Les autorités sanitaires continueront de recommander les vaccins contre la rougeole, les oreillons et la rubéole, ainsi que les immunisations contre la poliomyélite, la varicelle, le HPV et d’autres maladies. En revanche, les recommandations concernant la vaccination contre le virus respiratoire syncytial (VRS), la maladie méningococcique, l’hépatite B et l’hépatite A seront limitées aux enfants présentant globalement un risque accru d’infection.
Il est par ailleurs désormais recommandé que les décisions relatives aux vaccins contre la grippe, le COVID-19 et le rotavirus reposent sur une « prise de décision clinique partagée », ce qui implique que les personnes souhaitant être vaccinées doivent en discuter avec un professionnel de santé.
Les modifications proposées interviennent dans un contexte de forte augmentation du nombre de cas de grippe à travers le pays.

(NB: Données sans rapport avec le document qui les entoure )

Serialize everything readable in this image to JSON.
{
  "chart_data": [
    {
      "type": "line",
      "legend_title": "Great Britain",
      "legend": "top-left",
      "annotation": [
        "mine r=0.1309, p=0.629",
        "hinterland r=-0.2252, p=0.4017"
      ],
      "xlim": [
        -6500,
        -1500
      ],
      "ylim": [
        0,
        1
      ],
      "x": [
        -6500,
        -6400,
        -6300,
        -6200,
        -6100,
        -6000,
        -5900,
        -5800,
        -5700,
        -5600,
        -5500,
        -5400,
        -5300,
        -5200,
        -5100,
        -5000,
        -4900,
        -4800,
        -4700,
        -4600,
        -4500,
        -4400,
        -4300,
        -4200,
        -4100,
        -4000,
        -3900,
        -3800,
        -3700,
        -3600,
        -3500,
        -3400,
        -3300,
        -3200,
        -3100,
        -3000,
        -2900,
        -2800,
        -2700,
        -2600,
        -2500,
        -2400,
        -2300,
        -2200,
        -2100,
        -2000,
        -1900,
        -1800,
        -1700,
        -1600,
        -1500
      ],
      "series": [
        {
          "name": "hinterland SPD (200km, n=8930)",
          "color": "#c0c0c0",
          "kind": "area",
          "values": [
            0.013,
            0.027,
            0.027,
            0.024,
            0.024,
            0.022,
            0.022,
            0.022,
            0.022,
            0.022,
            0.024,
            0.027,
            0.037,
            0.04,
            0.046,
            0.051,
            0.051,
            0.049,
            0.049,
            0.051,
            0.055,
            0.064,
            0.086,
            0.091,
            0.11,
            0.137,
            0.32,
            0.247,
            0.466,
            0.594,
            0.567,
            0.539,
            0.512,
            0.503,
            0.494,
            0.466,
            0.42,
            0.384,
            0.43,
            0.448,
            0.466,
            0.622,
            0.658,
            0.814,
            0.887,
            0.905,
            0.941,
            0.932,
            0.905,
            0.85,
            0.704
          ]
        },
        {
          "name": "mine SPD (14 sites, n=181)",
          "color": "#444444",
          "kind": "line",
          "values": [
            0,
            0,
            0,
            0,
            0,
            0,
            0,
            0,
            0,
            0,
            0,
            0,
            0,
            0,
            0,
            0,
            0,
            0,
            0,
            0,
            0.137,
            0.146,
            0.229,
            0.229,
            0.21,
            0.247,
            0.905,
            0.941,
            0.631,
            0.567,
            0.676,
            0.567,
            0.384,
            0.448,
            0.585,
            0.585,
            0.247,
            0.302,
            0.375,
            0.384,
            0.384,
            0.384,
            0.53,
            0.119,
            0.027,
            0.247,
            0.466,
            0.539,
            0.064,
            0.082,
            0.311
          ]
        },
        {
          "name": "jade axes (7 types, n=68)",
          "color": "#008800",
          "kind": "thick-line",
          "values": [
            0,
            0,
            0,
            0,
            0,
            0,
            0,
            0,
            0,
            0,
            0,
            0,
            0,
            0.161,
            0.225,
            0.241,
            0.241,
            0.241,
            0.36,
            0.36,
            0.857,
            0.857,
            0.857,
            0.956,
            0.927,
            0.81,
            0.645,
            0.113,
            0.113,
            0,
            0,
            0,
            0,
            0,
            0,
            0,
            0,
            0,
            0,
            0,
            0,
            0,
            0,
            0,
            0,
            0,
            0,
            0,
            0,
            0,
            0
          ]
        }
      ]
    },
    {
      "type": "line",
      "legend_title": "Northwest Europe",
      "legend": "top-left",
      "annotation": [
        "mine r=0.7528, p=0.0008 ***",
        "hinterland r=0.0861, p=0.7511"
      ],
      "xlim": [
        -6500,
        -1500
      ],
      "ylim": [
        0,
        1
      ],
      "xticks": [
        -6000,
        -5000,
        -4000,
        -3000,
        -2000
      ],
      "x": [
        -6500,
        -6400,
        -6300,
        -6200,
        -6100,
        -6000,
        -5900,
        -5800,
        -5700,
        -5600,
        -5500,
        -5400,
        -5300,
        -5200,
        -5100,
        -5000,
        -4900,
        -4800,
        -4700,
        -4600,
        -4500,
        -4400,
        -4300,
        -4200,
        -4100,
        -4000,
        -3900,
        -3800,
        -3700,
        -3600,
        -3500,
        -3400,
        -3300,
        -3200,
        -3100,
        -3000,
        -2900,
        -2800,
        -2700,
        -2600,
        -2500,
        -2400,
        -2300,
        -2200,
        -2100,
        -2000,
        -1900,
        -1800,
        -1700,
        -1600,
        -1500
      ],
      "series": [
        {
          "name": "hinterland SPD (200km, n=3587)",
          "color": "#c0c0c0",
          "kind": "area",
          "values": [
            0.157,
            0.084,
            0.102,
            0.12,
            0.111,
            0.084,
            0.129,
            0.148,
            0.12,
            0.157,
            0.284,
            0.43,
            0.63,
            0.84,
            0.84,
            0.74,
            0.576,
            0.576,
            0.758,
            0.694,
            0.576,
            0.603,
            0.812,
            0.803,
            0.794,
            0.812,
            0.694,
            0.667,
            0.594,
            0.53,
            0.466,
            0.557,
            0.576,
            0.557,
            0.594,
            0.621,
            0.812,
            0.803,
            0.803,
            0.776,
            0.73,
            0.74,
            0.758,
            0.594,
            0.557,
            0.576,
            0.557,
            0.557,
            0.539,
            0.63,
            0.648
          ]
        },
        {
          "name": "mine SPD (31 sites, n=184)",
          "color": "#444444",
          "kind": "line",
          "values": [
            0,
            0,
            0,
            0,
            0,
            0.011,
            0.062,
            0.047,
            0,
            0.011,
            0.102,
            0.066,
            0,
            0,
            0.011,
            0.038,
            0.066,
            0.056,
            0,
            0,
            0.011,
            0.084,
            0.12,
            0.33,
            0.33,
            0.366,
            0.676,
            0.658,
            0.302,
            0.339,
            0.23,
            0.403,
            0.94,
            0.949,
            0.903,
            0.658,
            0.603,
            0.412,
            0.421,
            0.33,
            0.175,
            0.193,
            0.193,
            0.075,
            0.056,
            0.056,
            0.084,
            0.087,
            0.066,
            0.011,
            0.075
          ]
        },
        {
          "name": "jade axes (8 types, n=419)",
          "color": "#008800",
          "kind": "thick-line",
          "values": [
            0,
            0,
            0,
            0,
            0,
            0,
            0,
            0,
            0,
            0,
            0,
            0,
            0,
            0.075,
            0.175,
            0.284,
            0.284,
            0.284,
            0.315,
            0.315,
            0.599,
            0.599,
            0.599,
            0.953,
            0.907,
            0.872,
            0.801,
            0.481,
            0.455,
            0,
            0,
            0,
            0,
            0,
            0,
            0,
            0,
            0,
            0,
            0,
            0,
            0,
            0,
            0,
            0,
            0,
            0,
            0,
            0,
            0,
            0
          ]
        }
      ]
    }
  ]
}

Les Centers for Disease Control and Prevention (CDC) américains ont signalé neuf décès d’enfants dus à la grippe au cours de la saison actuelle.
Plusieurs experts en santé publique ont déjà averti que ces changements pourraient favoriser des flambées de maladies pourtant évitables.
Le ministère américain de la Santé est actuellement dirigé par Robert Kennedy Jr., connu pour ses positions sceptiques à l’égard des vaccins. Cette révision intervient un mois après que le président Donald Trump a chargé le ministère de revoir le calendrier vaccinal des enfants. Dans un message publié sur X, Robert Kennedy Jr. avait alors réagi : « Merci, Monsieur le Président. Nous nous mettons au travail. »
Les États-Unis indiquent vouloir aligner leur calendrier vaccinal sur celui d’autres « pays développés », comme le Danemark, où les vaccins contre le rotavirus, l’hépatite A, les méningocoques, la grippe, la varicelle ou le VRS ne sont actuellement pas recommandés non plus. Des experts avertissent toutefois que les systèmes de santé des deux pays ne sont pas comparables, dans la mesure où l’ensemble de la population danoise a accès aux soins pédiatriques et prénataux, ce qui n’est pas le cas aux États-Unis.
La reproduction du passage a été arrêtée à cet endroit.